David Besemer was a student at the Travel Channel Academy in Santa Barbara last year.
He produced one of the better videos, a profile of a small marina ferry and its captain.
I had no idea when he took the course that it was a dry run, so to speak, for an around the world cruise on his own boat with this wife and daughter.
They left last week.
They took rations, life jackets, epirb and a video camera and laptop.
It’s the digital age.
Now they are going to document their extraordinary trip with their own website. Complete with interactive maps and video updates. A true online at sea family adventure.
Nice.
I am a great sailor and I have sailed all my life.
The notion of yachting itself is a relatively recent phenomenon. Sailing across the oceans (or indeed across a bay for ‘fun’) was completely unknown until the very late 19th Century. Even in the early 20th Century, yachting was for the very very rich or the very very brave.
The first ‘yachtsman’ was Joshua Slocum, who started life as a sea captain and in 1895 set off on the world’s first circumnavigation by a yachtsman in his boat Spray.
This is little more than 100 years ago.
How times have changed. Slocum’s life was always in danger. It was hard, perilous work, with absolutely no certainty of success.
Three years later, Slocum returned to Newport, Rhode Island and a year after that published his book Sailing Alone Around the World.

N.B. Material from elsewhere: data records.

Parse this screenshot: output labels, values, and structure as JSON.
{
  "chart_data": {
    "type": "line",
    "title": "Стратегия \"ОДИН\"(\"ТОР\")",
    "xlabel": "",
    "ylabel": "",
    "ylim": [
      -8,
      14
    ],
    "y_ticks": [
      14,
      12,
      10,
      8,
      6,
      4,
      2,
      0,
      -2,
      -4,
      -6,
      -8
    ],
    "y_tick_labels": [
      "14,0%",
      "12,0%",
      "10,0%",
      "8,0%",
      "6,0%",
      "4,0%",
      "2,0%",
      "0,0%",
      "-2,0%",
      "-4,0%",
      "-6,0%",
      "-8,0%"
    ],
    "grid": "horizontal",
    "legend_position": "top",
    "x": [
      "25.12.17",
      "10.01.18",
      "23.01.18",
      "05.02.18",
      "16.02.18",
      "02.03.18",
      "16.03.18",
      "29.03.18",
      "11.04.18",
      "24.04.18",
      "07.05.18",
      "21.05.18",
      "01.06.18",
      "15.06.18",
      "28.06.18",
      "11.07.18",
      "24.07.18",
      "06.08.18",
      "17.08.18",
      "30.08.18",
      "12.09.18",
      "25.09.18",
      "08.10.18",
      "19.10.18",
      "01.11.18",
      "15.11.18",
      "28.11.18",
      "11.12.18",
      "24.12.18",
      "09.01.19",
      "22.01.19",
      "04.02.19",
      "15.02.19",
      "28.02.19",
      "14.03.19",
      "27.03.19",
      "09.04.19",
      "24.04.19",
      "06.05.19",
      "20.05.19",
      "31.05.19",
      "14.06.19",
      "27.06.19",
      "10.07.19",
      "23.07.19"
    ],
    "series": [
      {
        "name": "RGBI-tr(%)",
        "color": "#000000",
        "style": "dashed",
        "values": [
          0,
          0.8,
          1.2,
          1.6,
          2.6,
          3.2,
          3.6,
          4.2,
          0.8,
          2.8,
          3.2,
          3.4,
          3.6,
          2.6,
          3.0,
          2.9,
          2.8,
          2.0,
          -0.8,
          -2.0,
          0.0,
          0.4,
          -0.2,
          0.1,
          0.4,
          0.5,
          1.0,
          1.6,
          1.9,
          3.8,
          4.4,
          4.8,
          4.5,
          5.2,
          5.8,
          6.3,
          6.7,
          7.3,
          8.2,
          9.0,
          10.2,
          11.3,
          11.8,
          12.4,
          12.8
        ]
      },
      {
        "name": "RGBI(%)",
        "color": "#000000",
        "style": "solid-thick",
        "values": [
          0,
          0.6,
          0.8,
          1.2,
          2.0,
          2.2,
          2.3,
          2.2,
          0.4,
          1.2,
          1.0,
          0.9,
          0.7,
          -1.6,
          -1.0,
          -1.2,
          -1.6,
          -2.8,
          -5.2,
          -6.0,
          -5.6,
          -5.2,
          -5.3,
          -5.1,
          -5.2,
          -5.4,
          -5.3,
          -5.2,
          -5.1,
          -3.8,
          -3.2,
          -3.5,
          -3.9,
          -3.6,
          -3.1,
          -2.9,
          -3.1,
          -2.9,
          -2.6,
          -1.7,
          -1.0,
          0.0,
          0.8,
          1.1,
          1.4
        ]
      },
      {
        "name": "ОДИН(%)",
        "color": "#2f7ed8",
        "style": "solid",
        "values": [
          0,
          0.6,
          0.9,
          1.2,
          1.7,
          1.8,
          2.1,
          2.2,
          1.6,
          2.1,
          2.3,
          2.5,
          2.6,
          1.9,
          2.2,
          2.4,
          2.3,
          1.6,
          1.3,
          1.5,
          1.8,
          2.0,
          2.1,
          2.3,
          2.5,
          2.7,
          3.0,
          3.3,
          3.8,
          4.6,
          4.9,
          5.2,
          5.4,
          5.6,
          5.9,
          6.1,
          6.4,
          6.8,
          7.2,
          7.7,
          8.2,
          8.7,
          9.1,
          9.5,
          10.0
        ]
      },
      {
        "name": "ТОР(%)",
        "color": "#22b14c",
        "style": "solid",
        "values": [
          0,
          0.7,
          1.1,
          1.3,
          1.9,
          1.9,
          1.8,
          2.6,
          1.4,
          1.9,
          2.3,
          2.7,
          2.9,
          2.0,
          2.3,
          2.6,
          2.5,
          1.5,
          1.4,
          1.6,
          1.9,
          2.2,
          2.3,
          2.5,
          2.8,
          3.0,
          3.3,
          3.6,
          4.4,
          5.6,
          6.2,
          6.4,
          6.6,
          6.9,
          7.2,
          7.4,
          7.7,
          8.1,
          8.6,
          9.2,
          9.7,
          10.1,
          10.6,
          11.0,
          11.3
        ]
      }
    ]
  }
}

Slocum’s achievement was considered so extraordinary that in 1900 he was invited to the Pan-American exhibition to speak alongside Mark Twain. He became an American hero, along the lines of Charles Lindberg.
Today, technology has made circumnavigation as whole lot safer and more reliable. It can still be pretty scary to be 1,000 miles offshore in bad weather, but at least you will know where you are, and you can be in constant contact with the rest of the world.
But now, we don’t have to wait years for the book to be written and published. We can follow the adventure in real time. And in video.